Rationale for Chaikin's Money Flow Indicator

The CMF indicator concept is based on accumulation/distribution i.e. stock closes above its midpoint [(high+low)/2] for the day, then there was accumulation that day, and if it closes below its midpoint, then there was distribution that day. Going further, the nearer the closing price is to the high, the more accumulation has taken place. Conversely, the nearer the closing price is to the low, the more distribution has taken place.

• CMF indicator looks at two important factors to determine the likely sustainability of a price move:
• Has the stock been closing strong during this move?
• Has the move happened on relatively high or low volume?

Calculation of CMF

There are three steps to calculating Chaikin Money Flow.

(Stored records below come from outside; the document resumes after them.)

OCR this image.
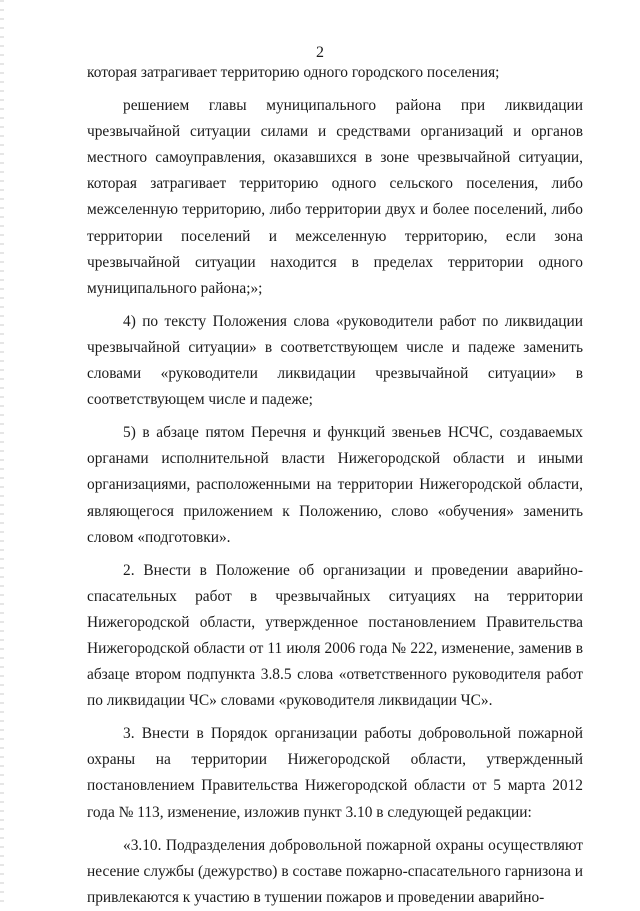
2

которая затрагивает территорию одного городского поселения;

решением главы муниципального района при ликвидации чрезвычайной ситуации силами и средствами организаций и органов местного самоуправления, оказавшихся в зоне чрезвычайной ситуации, которая затрагивает территорию одного сельского поселения, либо межселенную территорию, либо территории двух и более поселений, либо территории поселений и межселенную территорию, если зона чрезвычайной ситуации находится в пределах территории одного муниципального района;»;

4) по тексту Положения слова «руководители работ по ликвидации чрезвычайной ситуации» в соответствующем числе и падеже заменить словами «руководители ликвидации чрезвычайной ситуации» в соответствующем числе и падеже;

5) в абзаце пятом Перечня и функций звеньев НСЧС, создаваемых органами исполнительной власти Нижегородской области и иными организациями, расположенными на территории Нижегородской области, являющегося приложением к Положению, слово «обучения» заменить словом «подготовки».

2. Внести в Положение об организации и проведении аварийно-спасательных работ в чрезвычайных ситуациях на территории Нижегородской области, утвержденное постановлением Правительства Нижегородской области от 11 июля 2006 года № 222, изменение, заменив в абзаце втором подпункта 3.8.5 слова «ответственного руководителя работ по ликвидации ЧС» словами «руководителя ликвидации ЧС».

3. Внести в Порядок организации работы добровольной пожарной охраны на территории Нижегородской области, утвержденный постановлением Правительства Нижегородской области от 5 марта 2012 года № 113, изменение, изложив пункт 3.10 в следующей редакции:

«3.10. Подразделения добровольной пожарной охраны осуществляют несение службы (дежурство) в составе пожарно-спасательного гарнизона и привлекаются к участию в тушении пожаров и проведении аварийно-
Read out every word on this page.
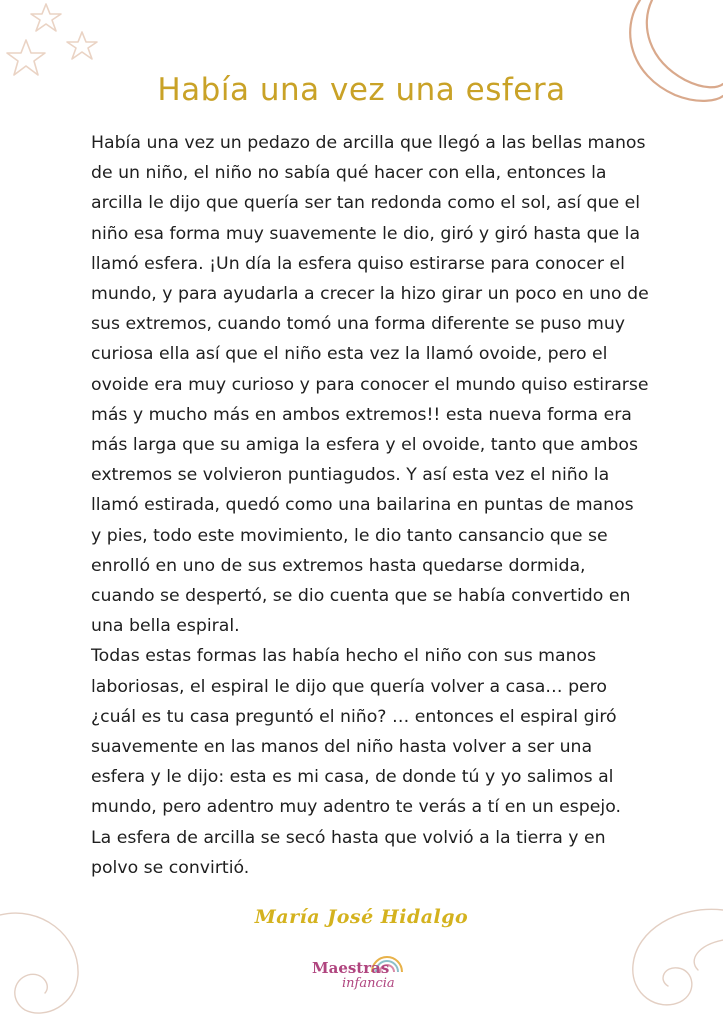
Había una vez una esfera
Había una vez un pedazo de arcilla que llegó a las bellas manos
de un niño, el niño no sabía qué hacer con ella, entonces la
arcilla le dijo que quería ser tan redonda como el sol, así que el
niño esa forma muy suavemente le dio, giró y giró hasta que la
llamó esfera. ¡Un día la esfera quiso estirarse para conocer el
mundo, y para ayudarla a crecer la hizo girar un poco en uno de
sus extremos, cuando tomó una forma diferente se puso muy
curiosa ella así que el niño esta vez la llamó ovoide, pero el
ovoide era muy curioso y para conocer el mundo quiso estirarse
más y mucho más en ambos extremos!! esta nueva forma era
más larga que su amiga la esfera y el ovoide, tanto que ambos
extremos se volvieron puntiagudos. Y así esta vez el niño la
llamó estirada, quedó como una bailarina en puntas de manos
y pies, todo este movimiento, le dio tanto cansancio que se
enrolló en uno de sus extremos hasta quedarse dormida,
cuando se despertó, se dio cuenta que se había convertido en
una bella espiral.
Todas estas formas las había hecho el niño con sus manos
laboriosas, el espiral le dijo que quería volver a casa… pero
¿cuál es tu casa preguntó el niño? … entonces el espiral giró
suavemente en las manos del niño hasta volver a ser una
esfera y le dijo: esta es mi casa, de donde tú y yo salimos al
mundo, pero adentro muy adentro te verás a tí en un espejo.
La esfera de arcilla se secó hasta que volvió a la tierra y en
polvo se convirtió.
María José Hidalgo
Maestras
infancia
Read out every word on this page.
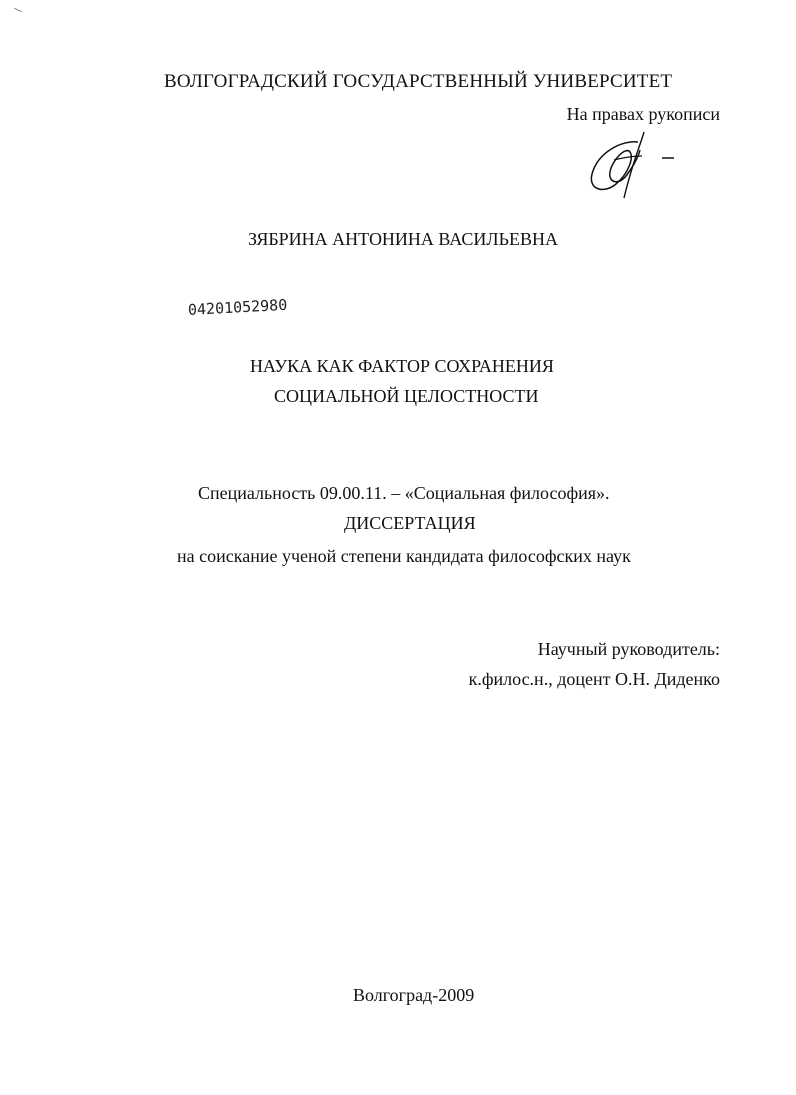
ВОЛГОГРАДСКИЙ ГОСУДАРСТВЕННЫЙ УНИВЕРСИТЕТ
На правах рукописи
ЗЯБРИНА АНТОНИНА ВАСИЛЬЕВНА
04201052980
НАУКА КАК ФАКТОР СОХРАНЕНИЯ
СОЦИАЛЬНОЙ ЦЕЛОСТНОСТИ
Специальность 09.00.11. – «Социальная философия».
ДИССЕРТАЦИЯ
на соискание ученой степени кандидата философских наук
Научный руководитель:
к.филос.н., доцент О.Н. Диденко
Волгоград-2009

1. Calculate the Money Flow Multiplier for each period‌‌ This multiplier is positive when the close is in the upper half of the period's high-low range and negative when the close is in the lower half. The multiplier equals 1 when the close equals the high and -1 when the close equals the low. In this way, the multiplier adjusts the amount of volume that ends up in Money Flow Volume in step 2.
2. Multiply the Money Flow Multiplier value by the period's volume to find Money Flow Volume.
3. Third, sum Money Flow Volume for the 20 periods and divide by the 20-period sum of volume.

Chaikin Money Flow  is an oscillator that fluctuates between -1 and +1. Rarely, if ever, will the indicator reach these extremes. It would take 20 consecutive closes on the high (low) for 20-day Chaikin Money Flow to reach +1 (-1). Typically, this oscillator fluctuates between -0.50 and +0.50 with 0 as the centerline.